GEOSCIENCE INTEGRATIONS - Key Persons


Robert Lankston

Job Titles:
  • Member of the Society of Exploration Geophysicists
Geoscience Integrations was formed in 2006 by Robert (Bob) Lankston. Bob's career spans over 40 years in academia, major petroleum companies, and geophysical contracting and consulting. While on the research faculty at Washington State University in the late 1970's, Bob integrated surface and borehole geophysical data for evaluation of the Columbia Basin for hydrocarbon, uranium, and groundwater resources. In the 1980's, he taught geophysics and computer methods in geology at the University of Idaho and the University of Arkansas. In the petroleum industry in the early 1990's, Bob was involved with shallow target geophysics and GIS management as applied to downstream environmental issues.
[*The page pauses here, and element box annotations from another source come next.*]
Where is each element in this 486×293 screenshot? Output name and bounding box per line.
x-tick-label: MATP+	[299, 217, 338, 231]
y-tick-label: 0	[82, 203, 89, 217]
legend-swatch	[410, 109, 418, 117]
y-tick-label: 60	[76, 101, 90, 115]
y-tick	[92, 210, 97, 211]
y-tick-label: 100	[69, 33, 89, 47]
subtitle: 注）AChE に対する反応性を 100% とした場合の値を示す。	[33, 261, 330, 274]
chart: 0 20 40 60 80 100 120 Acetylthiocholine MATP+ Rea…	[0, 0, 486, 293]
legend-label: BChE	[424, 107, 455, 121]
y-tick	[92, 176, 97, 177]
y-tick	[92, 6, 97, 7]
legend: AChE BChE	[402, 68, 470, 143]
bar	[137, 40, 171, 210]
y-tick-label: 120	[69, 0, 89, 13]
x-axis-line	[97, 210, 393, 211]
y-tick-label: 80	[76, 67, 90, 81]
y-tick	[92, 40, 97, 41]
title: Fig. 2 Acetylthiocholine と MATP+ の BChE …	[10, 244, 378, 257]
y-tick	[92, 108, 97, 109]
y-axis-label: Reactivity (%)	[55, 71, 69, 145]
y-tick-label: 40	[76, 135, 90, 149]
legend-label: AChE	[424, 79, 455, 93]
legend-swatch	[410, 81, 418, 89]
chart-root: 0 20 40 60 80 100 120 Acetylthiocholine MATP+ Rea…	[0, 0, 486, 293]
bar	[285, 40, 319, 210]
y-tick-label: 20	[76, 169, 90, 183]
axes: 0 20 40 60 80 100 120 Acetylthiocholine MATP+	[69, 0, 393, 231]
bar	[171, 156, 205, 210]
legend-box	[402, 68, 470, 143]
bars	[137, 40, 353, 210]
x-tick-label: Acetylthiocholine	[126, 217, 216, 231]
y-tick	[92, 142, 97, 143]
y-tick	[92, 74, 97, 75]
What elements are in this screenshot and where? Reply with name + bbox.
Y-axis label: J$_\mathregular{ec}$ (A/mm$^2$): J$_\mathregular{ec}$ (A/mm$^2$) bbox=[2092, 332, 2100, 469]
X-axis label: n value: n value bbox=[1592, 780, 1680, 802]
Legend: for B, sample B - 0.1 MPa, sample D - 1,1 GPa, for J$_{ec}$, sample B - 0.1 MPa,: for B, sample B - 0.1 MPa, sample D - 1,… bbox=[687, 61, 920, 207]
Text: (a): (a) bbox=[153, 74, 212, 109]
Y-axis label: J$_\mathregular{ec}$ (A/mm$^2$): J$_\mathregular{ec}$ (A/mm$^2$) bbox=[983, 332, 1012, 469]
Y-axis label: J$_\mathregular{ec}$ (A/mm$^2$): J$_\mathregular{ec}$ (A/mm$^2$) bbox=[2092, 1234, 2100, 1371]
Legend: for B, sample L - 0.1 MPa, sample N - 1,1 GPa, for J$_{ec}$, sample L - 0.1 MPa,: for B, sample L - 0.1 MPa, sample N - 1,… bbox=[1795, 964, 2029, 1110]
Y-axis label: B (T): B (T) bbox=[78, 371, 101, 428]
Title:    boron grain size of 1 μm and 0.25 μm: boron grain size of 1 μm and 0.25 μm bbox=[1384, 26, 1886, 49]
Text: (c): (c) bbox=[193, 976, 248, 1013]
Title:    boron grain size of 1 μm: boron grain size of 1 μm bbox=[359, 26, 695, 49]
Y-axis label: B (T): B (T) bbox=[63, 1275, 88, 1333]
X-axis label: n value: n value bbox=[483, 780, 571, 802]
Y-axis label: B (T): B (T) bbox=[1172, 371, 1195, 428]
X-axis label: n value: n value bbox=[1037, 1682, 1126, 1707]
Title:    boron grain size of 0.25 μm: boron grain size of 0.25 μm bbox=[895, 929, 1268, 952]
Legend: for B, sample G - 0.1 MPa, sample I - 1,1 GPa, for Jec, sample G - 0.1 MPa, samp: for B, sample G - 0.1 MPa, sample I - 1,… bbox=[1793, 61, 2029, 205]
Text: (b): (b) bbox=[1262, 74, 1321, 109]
Later, in upstream, he worked in geopressure analysis, AVO analysis and fluid replacement modeling, gas hydrate exploration, and facilitation of value of information studies. Residing now in Missoula, MT, Bob complements his consulting and contract work by volunteering as a faculty affiliate at the University of Montana, his Ph.D. alma mater, where he has mentored students in various aspects of exploration geophysics. As an adjunct faculty member, Bob has taught courses at the university on general exploration geophysics and seismic data analysis. Bob maintains a digital archive of data and images from the 1970 Flathead Lake seismic survey on a site hosted by the University of Montana Mansfield Library. He also volunteers his time to the library to help resolve dates, locations, and other metadata for the library's collection of images on the site known as the Montana Memory Project. Bob was an early adopter of desktop data processing of geophysical data doing initial development on a Radio Shack TRS-80 in 1978 and migrating to the Apple II a year later. He was an early proponent of the generalized reciprocal method (GRM) of interpreting refraction seismic data (Geometrics collection) and combining the engineering seismograph and the desktop computer of the early 1980's to collect and process reflection seismic data (1983 monograph). Bob is a member of the Society of Exploration Geophysicists (SEG), the American Association of Petroleum Geologists (AAPG), and the Montana Geological Society (MGS). He has provided peer review of articles for the journals and the special publications of various professional societies. Bob is a founding member of the Tobacco Root Geological Society (TRGS).